„3 Fragen an …“ Ahmad Alkridi

Ahmad Alkridi

Wie ist das, wenn man neu in Deutschland ist? Wie funktioniert das Zusammenleben hier? Welche Werte sind den Menschen wichtig? Darüber haben wir mit Ahmad Alkridi gesprochen. Vor vier Jahren kam er aus Syrien nach Deutschland. Ein Gespräch über ungewohnte Lebensformen, den Wert der Gerechtigkeit und warum ein respektivolles Miteinander wichtig ist.

Welche Werte erlebst du in Deutschland als besonders wichtig? Was bedeuten diese Werte für dich?
Gleichheit und Gerechtigkeit spüre ich in Deutschland ganz stark. Hier sind alle gleich vor dem Staat und dem Gesetz. Wenn jemand gegen das Gesetz verstößt, kommt er vor Gericht. Unabhängig davon, ob die Person Atheist, Muslim oder Christ ist. Die Religion oder auch das Geschlecht spielen dafür keine Rolle. Dass alle vor dem Gesetz gleich sind, finde ich sehr angenehm. Das kenne ich aus Syrien nicht. In Syrien entscheidet häufig der Stärkste darüber, was gerecht ist. Dort wird die persönliche Würde von Menschen oft ohne Grund verletzt. Wenn jemand für etwas bestraft wird, passiert das häufig willkürlich. In Deutschland erlebe ich, dass die Werte Gleichheit und Gerechtigkeit für jeden gelten. Das bedeutet extrem viel Freiheit für den Einzelnen.

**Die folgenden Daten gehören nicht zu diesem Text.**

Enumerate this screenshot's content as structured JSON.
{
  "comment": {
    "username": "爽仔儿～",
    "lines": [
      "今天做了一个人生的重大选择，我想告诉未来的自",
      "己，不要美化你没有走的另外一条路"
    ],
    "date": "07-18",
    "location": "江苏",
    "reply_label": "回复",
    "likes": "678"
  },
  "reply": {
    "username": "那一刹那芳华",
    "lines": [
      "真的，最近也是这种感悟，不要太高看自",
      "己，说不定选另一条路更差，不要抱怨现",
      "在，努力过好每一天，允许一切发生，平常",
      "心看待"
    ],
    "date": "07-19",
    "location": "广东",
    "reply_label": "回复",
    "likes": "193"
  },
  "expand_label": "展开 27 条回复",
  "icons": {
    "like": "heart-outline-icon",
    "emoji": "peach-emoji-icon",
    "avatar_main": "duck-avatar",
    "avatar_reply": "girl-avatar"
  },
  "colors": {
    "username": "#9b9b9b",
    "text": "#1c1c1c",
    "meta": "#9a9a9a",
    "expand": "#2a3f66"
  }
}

Für „Empowered by Democracy“ leitest du auch Seminare. Welche Werte möchtest du dort den Teilnehmenden vermitteln?
Es geht darum, andere Menschen mit ihren Werten zu respektieren und selbst Respekt zu erfahren. Ich finde, dass Religion zum Beispiel etwas sehr Persönliches ist. Du trägst ein Kopftuch? Dann ist das deine persönliche Sache. Für mich ist Toleranz der wichtigste Wert. Toleranz funktioniert unabhängig davon, welche Identität und welche Religion jemand hat. Für Syrien würde ich diese Frage anders beantworten. Dort würde ich mir mehr Gleichheit und Gerechtigkeit wünschen. Manchmal vermisse ich die Gerechtigkeit aber auch hier. In den Medien wird teilweise sehr allgemein über Geflüchtete diskutiert. Nur weil eine Person einen Fehler macht, ist das kein Grund, andere Menschen ebenfalls zu verurteilen. Die Herkunft sollte darüber nicht entscheiden. Damit sind wir wieder beim Thema Gleichheit und Gerechtigkeit und dass diese Werte für alle gelten sollten.

Was ist für dich wichtig, wenn man mit einer sehr gemischten Gruppe über das Thema Werte sprechen möchte?
Einander Mut zuzusprechen, um so zu leben, wie man möchte, finde ich ganz wichtig. Dass es in Deutschland lesbische und schwule Menschen gibt, ist für viele Muslime zum Beispiel erst einmal ungewohnt. Aber mit Toleranz und Respekt lernen wir, damit umzugehen. Dazu brauchen wir Zeit und die passenden Lernorte. In Seminaren können wir uns mit diesen Lebensformen auseinanderzusetzen und uns daran gewöhnen. In Gruppen versuche ich zunächst, den Hintergrund der Teilnehmenden kennenzulernen. Woher kommen sie? Wie sind sie aufgewachsen? Auf dieser Grundlage können wir dann über Werte sprechen. Wir sind alle Menschen. Tolerant zu sein und einander zu respektieren, macht das Zusammenleben einfacher. Toleranz hilft, Angst und Vorurteile abzubauen. Aber dafür müssen wir uns zunächst kennenlernen.

Über Ahmad Alkridi
Ahmad Alkridi studiert in Berlin Informatik. Vor vier Jahren ist er aus Aleppo in Syrien nach Deutschland gekommen. Ein Freund hat ihm von „Empowered by Democracy“ erzählt und ihn zu einem ersten Treffen mitgenommen. Damals ging es um das Thema „Identität“. Inzwischen leitet Ahmad Alkridi selbst Seminare. In seinem letzten Seminar ging es um deutsche und syrische Geschichte sowie um internationale Politik.